Varité — Les variations de la vérité en psychanalyse

Varité — Les variations de la vérité en psychanalyse

Falling from Love

By Stella Steletari

In Vertigo[1], Alfred Hitchcock’s masterpiece, the question of truth and its variations permeate each character, predetermining the story’s outcome.

Scottie resigns from the police force after an accident that leaves him with the symptom’ of vertigo. He is then hired by an old friend to follow his wife, Madeleine, whose strange behaviour raises fears of a potential suicide attempt. Scottie shadows her, and after saving her from drowning ends up falling in love with her. However, due to his fear of heights, he ultimately fails to prevent her from killing herself, by leaping from a church bell tower.

But what is the truth for each subject in the film?

Madeleine’s character serves as the embodiment of a false, fabricated truth—the result of an elaborated scheme by Scottie’s old friend, who seeks to murder his real wife by using her (Madeleine) as bait. Scottie falls in love at the very moment he saves her from a staged drowning, where the fantasy of saving a woman” emerges. Their declarations of love are inextricably linked to death and knowledge: I am responsible for you, I need to know,” he tells her. Truth is always subjective; it depends on narration and on the meaning assigned to events, as Patrcia Bosquin-Caroz emphasizes in the argument: Truth is a lie because it depends on narration, on construction, on the meaning we give to events.”[2]

While mourning for his loss, Scottie accidentally meets Judy, who is in fact the woman who had been impersonating Madeleine—and who was never killed. She tries to win him over with the truth of her love and, in her anguish, allows herself to be transformed so as to become once again the longed-for object of Scottie’s desire. For he desires her only through the image of duplication—that is, as a replica of Madeleine.

Where does the revelation of the truth lead Scottie?
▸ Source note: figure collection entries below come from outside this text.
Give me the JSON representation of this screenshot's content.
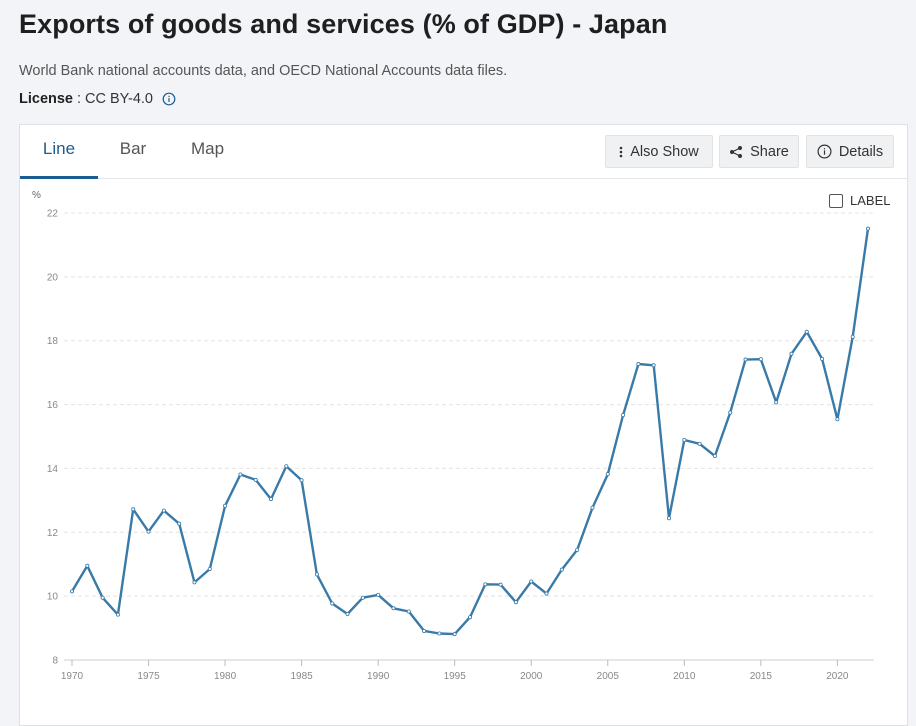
{
  "page": {
    "title": "Exports of goods and services (% of GDP) - Japan",
    "source": "World Bank national accounts data, and OECD National Accounts data files.",
    "license_label": "License",
    "license_sep": ":",
    "license_value": "CC BY-4.0"
  },
  "tabs": [
    {
      "label": "Line",
      "active": true
    },
    {
      "label": "Bar",
      "active": false
    },
    {
      "label": "Map",
      "active": false
    }
  ],
  "toolbar": {
    "also_show": "Also Show",
    "share": "Share",
    "details": "Details"
  },
  "label_toggle": "LABEL",
  "colors": {
    "line": "#3a7aa8",
    "accent": "#1a5d92"
  },
  "chart_data": {
    "type": "line",
    "title": "Exports of goods and services (% of GDP) - Japan",
    "ylabel": "%",
    "xlabel": "",
    "ylim": [
      8,
      22
    ],
    "yticks": [
      8,
      10,
      12,
      14,
      16,
      18,
      20,
      22
    ],
    "xlim": [
      1970,
      2022
    ],
    "xticks": [
      1970,
      1975,
      1980,
      1985,
      1990,
      1995,
      2000,
      2005,
      2010,
      2015,
      2020
    ],
    "grid": true,
    "series": [
      {
        "name": "Japan",
        "x": [
          1970,
          1971,
          1972,
          1973,
          1974,
          1975,
          1976,
          1977,
          1978,
          1979,
          1980,
          1981,
          1982,
          1983,
          1984,
          1985,
          1986,
          1987,
          1988,
          1989,
          1990,
          1991,
          1992,
          1993,
          1994,
          1995,
          1996,
          1997,
          1998,
          1999,
          2000,
          2001,
          2002,
          2003,
          2004,
          2005,
          2006,
          2007,
          2008,
          2009,
          2010,
          2011,
          2012,
          2013,
          2014,
          2015,
          2016,
          2017,
          2018,
          2019,
          2020,
          2021,
          2022
        ],
        "values": [
          10.15,
          10.95,
          9.95,
          9.42,
          12.72,
          12.02,
          12.68,
          12.27,
          10.43,
          10.85,
          12.83,
          13.81,
          13.64,
          13.04,
          14.07,
          13.63,
          10.68,
          9.77,
          9.44,
          9.95,
          10.04,
          9.62,
          9.52,
          8.91,
          8.83,
          8.81,
          9.34,
          10.37,
          10.36,
          9.81,
          10.46,
          10.08,
          10.83,
          11.45,
          12.77,
          13.82,
          15.67,
          17.27,
          17.23,
          12.44,
          14.89,
          14.77,
          14.39,
          15.75,
          17.41,
          17.42,
          16.07,
          17.59,
          18.28,
          17.43,
          15.54,
          18.12,
          21.51
        ]
      }
    ]
  }
}
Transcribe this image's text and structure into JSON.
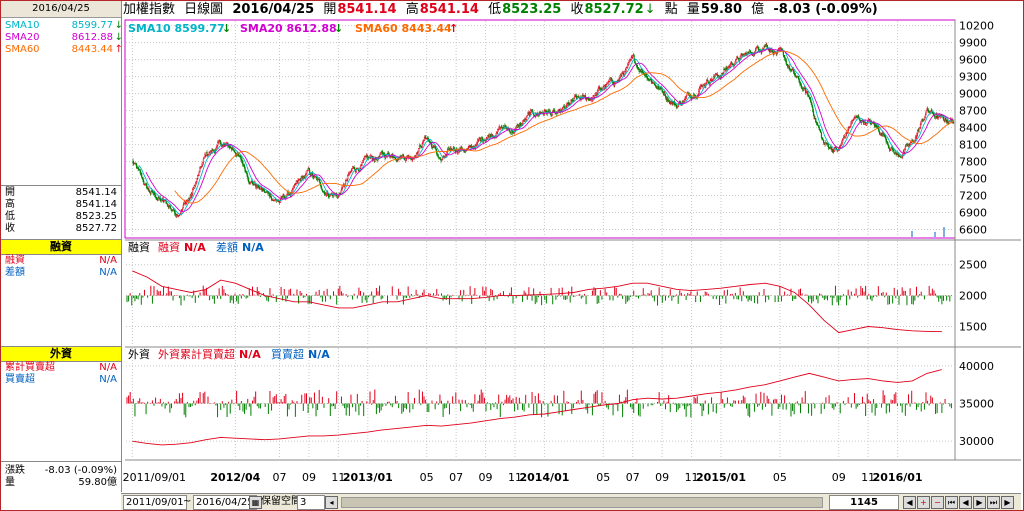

Truth emerges from a misunderstanding, a lapsus, a bungled act, something that trips up and reveals a truth from behind, another meaning.”[3] When Judy puts on the necklace—an object that carries the truth—Scottie realizes that she was the one who had been deceiving him all along. The revelation that it was the real wife of his old friend who was thrown dead from the bell tower tears apart the veil of fantasy and confronts him with an unbearable Real; instantly, his love turns into its opposite—hatred—with devastating consequences. As Jacques-Alain Miller states: First and foremost, truth breaks free from any chain or leash. It throws you in panic and has to be silenced. Only then does one discover that, in unleashing you against it, you had been held on a leash by truth.”[4] Scottie is released from the symptom of vertigo, from the burden of death and from his partner. Watching her fall—this time for real—into the void, he himself is confronted with the void, that is, with his own castration.

 

  1. Hitchcock, A. (Director). (1958).Vertigo [Film]. Paramount Pictures.
  2. Bosquin-Caroz, P., VARITY. Variations of Truth in Psychoanalysis”. Presentation of the NLS Congress Theme 2026. Available at:https://www.amp-nls.org/wp-content/uploads/2025/07/ARGUMENT-NLS-CONGRESS-2026-PBC.pdf.
  3. Ibid.
  4. Miller, J.-A., The Logical and the Oracular,” The Lacanian Review 1, 2016, p. 41.